Apart from the special, you had memorable appearances this year in the final season of Portlandia, and in Pete Holmes’ HBO comedy Crashing. What did you enjoy about working on these series?
It’s always nice to act on shows made by people you really love, and those happen to be great shows, so it was fun and comfortable. On Portlandia, I was doing [Oh, Hello’s] George St. Geegland with Nick playing Gil Faizon, and it seemed like a hilarious Flintstones/Jetsons thing to meet the women that run the bookstore in Portland. I feel like those guys can be dropped in any situation and I’d buy it; they’re so entitled to everything that the fact that they would show up in Portland for an assisted suicide and think they can go toe-to-toe with anyone seemed totally dead on.
It was fun to play myself on Crashing because while I would never be mean to Pete, he and I definitely had a lot of fun saying, in a joking way, ridiculously cruel things to each other about each other’s lives and careers. It was very funny to do that, but in a narrative where no one knows if it’s a joke. [laughs] I was really delighted by people saying, “You were so mean on Crashing”—if they only knew the half of what Pete and I feel comfortable saying to each other.
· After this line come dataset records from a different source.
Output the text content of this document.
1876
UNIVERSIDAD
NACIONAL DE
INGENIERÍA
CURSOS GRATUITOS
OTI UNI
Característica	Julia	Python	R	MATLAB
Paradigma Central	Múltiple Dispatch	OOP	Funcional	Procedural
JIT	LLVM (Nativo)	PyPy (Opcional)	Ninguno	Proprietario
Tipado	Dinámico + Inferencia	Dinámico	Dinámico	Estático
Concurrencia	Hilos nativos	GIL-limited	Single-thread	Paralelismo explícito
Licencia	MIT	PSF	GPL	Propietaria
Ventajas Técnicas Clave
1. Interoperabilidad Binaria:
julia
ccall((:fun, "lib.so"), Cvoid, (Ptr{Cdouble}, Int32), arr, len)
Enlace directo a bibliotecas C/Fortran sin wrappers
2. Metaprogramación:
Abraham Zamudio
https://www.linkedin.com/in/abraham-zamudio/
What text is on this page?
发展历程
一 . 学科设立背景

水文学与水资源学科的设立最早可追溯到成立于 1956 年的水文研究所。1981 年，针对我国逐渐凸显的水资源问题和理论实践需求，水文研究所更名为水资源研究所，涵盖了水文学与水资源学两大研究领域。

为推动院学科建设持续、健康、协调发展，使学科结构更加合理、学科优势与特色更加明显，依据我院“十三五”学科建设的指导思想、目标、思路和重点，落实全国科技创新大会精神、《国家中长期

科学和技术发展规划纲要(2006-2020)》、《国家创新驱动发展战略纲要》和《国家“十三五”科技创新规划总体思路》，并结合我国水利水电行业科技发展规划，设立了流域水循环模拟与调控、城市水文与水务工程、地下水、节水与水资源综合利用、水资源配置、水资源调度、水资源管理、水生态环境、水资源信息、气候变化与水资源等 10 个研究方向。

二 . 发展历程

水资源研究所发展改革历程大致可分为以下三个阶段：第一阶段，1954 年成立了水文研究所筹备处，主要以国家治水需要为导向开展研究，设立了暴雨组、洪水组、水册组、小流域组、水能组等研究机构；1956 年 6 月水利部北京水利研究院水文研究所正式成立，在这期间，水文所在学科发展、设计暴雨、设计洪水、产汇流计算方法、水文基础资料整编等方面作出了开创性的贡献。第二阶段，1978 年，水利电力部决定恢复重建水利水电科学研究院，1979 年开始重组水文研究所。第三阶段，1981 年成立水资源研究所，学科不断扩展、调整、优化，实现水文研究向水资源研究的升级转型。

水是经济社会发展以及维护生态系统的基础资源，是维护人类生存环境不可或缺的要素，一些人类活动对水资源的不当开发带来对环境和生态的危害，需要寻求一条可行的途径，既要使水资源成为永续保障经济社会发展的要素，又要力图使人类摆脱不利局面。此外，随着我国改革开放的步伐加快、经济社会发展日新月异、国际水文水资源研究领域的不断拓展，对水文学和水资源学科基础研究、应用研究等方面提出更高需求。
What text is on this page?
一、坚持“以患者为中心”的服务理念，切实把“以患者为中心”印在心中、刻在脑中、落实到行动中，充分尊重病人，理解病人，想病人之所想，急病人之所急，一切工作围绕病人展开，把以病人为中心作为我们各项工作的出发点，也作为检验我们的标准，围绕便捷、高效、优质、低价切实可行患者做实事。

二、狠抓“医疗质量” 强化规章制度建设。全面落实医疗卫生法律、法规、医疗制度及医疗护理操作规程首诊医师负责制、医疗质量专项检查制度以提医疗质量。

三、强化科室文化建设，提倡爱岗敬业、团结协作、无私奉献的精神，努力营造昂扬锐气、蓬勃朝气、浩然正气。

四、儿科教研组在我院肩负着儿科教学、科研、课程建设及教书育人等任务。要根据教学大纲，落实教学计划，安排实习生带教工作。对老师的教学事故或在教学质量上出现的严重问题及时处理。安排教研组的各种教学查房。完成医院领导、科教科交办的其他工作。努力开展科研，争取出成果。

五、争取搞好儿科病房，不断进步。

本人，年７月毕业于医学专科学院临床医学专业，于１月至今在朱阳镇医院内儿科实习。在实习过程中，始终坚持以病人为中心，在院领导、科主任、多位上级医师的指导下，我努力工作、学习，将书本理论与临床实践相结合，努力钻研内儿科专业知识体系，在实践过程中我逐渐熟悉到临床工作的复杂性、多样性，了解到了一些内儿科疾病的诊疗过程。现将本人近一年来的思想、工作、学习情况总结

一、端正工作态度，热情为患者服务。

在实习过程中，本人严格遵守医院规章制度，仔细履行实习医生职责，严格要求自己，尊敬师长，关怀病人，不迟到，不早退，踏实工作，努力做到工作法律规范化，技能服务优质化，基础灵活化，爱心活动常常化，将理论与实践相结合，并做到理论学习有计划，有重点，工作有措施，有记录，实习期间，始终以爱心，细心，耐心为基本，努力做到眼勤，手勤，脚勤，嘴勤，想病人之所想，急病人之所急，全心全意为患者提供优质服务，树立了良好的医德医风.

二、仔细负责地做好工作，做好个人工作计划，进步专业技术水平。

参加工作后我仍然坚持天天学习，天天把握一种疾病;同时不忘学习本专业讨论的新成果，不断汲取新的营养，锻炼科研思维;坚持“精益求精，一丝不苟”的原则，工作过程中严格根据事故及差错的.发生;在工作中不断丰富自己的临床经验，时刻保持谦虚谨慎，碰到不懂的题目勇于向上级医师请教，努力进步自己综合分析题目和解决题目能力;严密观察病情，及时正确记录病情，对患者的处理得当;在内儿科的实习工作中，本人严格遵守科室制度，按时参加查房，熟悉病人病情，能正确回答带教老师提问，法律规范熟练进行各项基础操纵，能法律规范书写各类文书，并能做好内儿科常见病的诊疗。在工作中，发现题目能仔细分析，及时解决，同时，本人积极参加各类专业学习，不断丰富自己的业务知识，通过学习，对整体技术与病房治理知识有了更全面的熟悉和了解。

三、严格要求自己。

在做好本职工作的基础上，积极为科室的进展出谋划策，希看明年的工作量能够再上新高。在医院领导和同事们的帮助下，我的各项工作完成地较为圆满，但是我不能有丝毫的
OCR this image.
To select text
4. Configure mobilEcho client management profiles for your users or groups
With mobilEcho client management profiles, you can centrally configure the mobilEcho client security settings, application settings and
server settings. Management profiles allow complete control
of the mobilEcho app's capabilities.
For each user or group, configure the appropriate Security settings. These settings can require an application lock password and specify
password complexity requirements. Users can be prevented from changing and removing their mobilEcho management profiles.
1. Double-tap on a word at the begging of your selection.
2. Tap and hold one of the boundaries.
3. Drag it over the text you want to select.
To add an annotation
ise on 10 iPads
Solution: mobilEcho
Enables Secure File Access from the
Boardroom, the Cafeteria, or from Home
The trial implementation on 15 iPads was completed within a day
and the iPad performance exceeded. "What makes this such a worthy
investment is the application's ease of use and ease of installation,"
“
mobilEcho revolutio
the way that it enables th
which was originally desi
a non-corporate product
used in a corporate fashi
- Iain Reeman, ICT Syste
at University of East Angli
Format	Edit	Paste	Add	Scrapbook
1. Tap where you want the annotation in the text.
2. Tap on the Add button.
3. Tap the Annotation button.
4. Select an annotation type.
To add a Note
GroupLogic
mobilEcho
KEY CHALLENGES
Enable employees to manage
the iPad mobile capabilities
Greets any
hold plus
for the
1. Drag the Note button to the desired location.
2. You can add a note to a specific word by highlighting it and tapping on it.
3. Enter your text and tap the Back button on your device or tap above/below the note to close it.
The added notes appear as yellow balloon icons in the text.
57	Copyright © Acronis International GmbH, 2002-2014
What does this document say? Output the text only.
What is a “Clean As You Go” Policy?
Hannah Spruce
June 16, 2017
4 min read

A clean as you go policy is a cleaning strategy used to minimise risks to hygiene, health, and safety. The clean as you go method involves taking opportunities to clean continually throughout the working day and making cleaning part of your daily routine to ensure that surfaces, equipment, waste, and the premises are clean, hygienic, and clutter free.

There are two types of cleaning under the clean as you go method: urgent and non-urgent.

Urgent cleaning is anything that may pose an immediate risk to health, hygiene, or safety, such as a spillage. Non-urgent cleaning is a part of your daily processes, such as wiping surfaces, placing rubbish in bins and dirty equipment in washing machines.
You’ve worked with Kroll on a number of projects outside of Oh, Hello, hosting the Film Independent Spirit Awards together for the past two years. What has been most rewarding about that creative relationship and that gig?
I like everything about working with Nick and have been since I was 18. We’re different people but when we’re in that zone, it’s a ridiculously symbiotic relationship. Taking the spontaneity and chaos of the moment and improvising around it is something he’s beautiful at. With the award shows, I’m always struck by how the two of us together work each other into a state that’s almost reckless. [laughs] It’s very fun for me to watch. Like, my mom used to separate my brother and I because it was like, “You’re stirring each other up,” and I enjoy that about the Spirit Awards. We’re stirring each other up to be kind of insane—and the other thing is with two people, you can have twice the jokes because no one needs to breathe. The first year we really approached it like a ‘wall of sound.’ Look, we’re not big Phil Spector fans, but we do think ‘wall of sound’ can be applied to jokes.